A mutation in the promoter of the chicken ß,ß-carotene 15,15'-monooxygenase 1 gene alters xanthophyll metabolism through a selective effect on its mRNA abundance in the breast muscle.

A polymorphism in the promoter of the ß,ß-carotene 15,15'-monooxygenase 1 (BCMO1) gene recently was identified in an experimental cross between 2 chicken lines divergently selected on growth rate and found to be associated with variations in the yellow color of the breast meat. In this study, the effects of the polymorphism on several aspects of carotenoid metabolism were evaluated in chickens sharing the same genetic background except for their genotype at the BCMO1 locus. We confirmed that BCMO1 mRNA abundance varied (P < 0.001) between the 2 homozygous genotypes (GG << AA) and in the pectoralis major muscle. By contrast, BCMO1 mRNA expression was not affected (P > 0.05) by the polymorphism in the duodenum, liver, or sartorius muscle.

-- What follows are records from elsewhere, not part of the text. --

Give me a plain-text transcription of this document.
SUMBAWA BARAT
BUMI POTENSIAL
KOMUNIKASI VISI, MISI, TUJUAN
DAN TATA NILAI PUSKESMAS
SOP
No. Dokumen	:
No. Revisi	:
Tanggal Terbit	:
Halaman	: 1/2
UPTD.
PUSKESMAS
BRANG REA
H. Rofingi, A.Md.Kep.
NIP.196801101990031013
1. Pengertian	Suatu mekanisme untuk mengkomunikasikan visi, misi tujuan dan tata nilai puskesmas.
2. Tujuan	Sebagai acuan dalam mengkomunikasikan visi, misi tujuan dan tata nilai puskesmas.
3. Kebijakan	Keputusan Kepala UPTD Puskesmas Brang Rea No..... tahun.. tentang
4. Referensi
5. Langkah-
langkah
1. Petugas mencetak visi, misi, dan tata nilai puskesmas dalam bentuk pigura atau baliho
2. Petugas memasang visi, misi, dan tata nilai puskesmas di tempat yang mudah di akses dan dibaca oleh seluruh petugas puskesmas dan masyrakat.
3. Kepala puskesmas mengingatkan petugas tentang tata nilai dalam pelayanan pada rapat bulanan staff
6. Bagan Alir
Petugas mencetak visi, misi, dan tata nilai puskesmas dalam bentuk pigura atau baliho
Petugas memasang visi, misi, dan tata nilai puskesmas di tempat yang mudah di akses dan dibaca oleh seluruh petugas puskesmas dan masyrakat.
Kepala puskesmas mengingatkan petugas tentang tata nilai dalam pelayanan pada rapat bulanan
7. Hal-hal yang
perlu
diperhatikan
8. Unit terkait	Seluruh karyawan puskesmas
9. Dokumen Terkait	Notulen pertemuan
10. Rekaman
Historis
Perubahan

The breast meat of GG chickens was more (P < 0.001) yellow and richer in lutein (P < 0.01) and zeaxanthin (P < 0.05) compared to that of AA chickens whereas these variables did not differ (P > 0.05) in the other tissues tested. The GG were also characterized by reduced (P < 0.01) plasma lutein and zeaxanthin concentrations than AA without affecting plasma and tissue content of fat-soluble vitamins A and E. As lutein and zeaxanthin are usually not considered as substrates of the BCMO1 enzyme, the impact of BCMO1 polymorphism on the activity of other genes involved in carotenoid transport (SCARB1 and CD36 encoding the scavenger receptor class B type I and the cluster determinant 36, respectively) and metabolism (BCDO2 encoding ß,ß-carotene 9',10'-dioxygenase 2) was evaluated. The BCMO1 polymorphism did not affect mRNA abundance of BCDO2, SCARB1, or CD36, regardless of tissue considered. Taken together, these results indicated that a genetic variant of BCMO1 specifically changes lutein and zeaxanthin content in the chicken plasma and breast muscle without impairing vitamin A and E metabolism.